Could a recent ruling on the constitutionality of voter ID requirements affect Georgia’s law? That’s the question after a federal judge in Wisconsin earlier this week struck down a law requiring voters to show a state photo ID at polls, a policy in place in about half the U.S. states, including Georgia. In his ruling Tuesday, U.S. District Court Judge Lynn Adelman said Wisconsin’s voter ID law violates the U.S. Constitution and the Voting Rights Act, adding the law disproportionately affects minority and low-income individuals. Laughlin McDonald, director emeritus of the American Civil Liberties Union Voting Rights Project, said the future implications of the Wisconsin ruling are unclear, but called it “significant.”

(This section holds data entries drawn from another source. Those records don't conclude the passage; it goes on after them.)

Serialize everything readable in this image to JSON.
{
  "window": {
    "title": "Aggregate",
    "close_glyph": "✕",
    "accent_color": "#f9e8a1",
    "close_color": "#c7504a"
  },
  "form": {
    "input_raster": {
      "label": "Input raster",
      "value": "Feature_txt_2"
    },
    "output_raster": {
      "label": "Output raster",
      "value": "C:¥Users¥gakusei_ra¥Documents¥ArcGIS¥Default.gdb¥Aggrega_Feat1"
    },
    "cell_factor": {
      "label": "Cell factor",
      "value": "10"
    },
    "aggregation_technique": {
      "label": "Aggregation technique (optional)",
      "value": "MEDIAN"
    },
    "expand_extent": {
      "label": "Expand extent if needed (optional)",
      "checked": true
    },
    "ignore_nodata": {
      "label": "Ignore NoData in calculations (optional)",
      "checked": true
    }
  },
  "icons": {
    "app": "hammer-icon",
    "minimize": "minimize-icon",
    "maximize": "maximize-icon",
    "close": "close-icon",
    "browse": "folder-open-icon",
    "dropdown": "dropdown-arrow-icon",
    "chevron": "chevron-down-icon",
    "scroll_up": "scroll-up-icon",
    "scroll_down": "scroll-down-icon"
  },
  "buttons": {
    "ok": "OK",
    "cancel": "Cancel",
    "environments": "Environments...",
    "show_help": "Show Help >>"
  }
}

“It may be that the decision will end up in the U.S. Supreme Court,” McDonald said. “And if it’s affirmed, then it could very well trigger another challenge to Georgia’s photo ID law.”
In 2008, the U.S. Supreme Court upheld Indiana’s voter ID law. That helped pave the way three years later for the Georgia Supreme Court to uphold the state law.
WABE Legal Analyst Page Pate said the Wisconsin ruling sets up a precedent to challenge such laws. “You have to show, number one, there’s no evidence of voter fraud, and therefore no particular reason for this law, and number two, you have to show that it has a negative impact on voter turnout, especially in minority and disenfranchised communities,” Pate said.